Family on Their Own Terms
Where species like Leonites and Lupenites tend toward large family structures and Ursinians lean smaller, Vulpens don’t follow a fixed pattern. Their family sizes fluctuate based on individual preference, circumstance, and culture — and this flexibility is itself a reflection of their broader adaptability. Some Vulpen families are intimate and small; others are sprawling and loud. This makes them one of the more versatile species to write in domestic and family-centered scenes, because no single template applies.
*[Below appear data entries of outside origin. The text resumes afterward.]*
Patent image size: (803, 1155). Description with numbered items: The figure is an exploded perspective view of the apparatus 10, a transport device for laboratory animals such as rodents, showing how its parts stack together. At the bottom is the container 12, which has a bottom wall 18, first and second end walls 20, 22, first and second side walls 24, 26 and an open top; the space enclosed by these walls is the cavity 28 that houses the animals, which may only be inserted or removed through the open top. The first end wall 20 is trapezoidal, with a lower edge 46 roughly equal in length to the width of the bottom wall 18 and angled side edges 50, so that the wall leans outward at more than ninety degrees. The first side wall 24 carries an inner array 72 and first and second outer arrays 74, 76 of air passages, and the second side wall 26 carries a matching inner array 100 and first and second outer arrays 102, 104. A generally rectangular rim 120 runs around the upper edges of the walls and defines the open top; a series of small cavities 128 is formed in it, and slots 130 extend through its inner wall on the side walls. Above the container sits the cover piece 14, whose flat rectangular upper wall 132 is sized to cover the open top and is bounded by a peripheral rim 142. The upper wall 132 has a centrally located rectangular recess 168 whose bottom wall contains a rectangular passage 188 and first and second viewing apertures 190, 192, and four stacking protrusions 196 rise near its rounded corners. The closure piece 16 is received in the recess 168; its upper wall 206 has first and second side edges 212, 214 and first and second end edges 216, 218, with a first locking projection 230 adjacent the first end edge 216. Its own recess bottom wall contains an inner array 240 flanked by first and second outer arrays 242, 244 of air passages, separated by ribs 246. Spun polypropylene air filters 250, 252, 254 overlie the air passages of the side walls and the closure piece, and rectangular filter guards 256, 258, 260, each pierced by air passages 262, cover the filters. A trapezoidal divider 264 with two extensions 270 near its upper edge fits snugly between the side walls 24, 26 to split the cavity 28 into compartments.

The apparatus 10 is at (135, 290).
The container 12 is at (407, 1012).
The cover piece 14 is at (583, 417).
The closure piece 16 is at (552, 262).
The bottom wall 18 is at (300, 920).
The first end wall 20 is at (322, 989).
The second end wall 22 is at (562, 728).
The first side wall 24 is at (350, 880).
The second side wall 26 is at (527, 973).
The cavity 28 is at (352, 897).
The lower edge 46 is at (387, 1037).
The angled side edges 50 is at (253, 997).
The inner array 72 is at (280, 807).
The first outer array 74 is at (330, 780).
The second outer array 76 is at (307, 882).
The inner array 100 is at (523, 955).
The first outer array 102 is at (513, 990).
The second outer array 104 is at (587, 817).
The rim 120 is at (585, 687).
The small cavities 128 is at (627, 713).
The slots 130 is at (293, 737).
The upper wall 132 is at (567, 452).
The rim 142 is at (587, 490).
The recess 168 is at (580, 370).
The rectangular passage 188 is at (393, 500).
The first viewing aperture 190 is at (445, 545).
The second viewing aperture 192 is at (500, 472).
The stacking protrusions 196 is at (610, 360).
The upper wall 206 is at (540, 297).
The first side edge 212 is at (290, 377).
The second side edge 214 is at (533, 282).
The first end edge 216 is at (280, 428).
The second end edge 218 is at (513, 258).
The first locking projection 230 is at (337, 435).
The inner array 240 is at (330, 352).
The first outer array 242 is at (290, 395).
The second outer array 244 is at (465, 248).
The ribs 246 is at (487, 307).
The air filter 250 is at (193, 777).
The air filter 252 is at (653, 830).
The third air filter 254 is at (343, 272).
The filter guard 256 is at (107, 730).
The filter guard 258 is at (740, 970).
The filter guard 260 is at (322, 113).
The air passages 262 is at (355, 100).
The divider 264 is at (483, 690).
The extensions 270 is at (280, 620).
Let your Vulpen characters define their own family rhythms rather than inheriting a species-wide default.
The Stereotype That Lost Its Sting
For a long time, the cultural association with foxes — cunning, crafty, not entirely to be trusted — carried a certain edge. In a world where that stereotype has had centuries to evolve, something interesting has happened: it hasn’t disappeared, but it has been defanged. The jokes about Vulpen cleverness still exist, but they are delivered with affection rather than suspicion. When someone calls a Vulpen clever, it reads more as a compliment than a warning. This evolution is worth building into your world explicitly. The cultural memory of an old stereotype, now softened into fond teasing, tells you a great deal about how Vulpens have earned trust across generations — not by hiding who they are, but by consistently being worth knowing.
Vulpens are, in many ways, the species that holds a multi-species world together. They are beloved not despite being small, but because of what smallness, paired with intelligence and warmth, actually produces: someone indispensable, someone irreplaceable, someone everyone in the room is quietly glad is there. Build them with that in mind, and your Vulpen characters will earn exactly the response they deserve.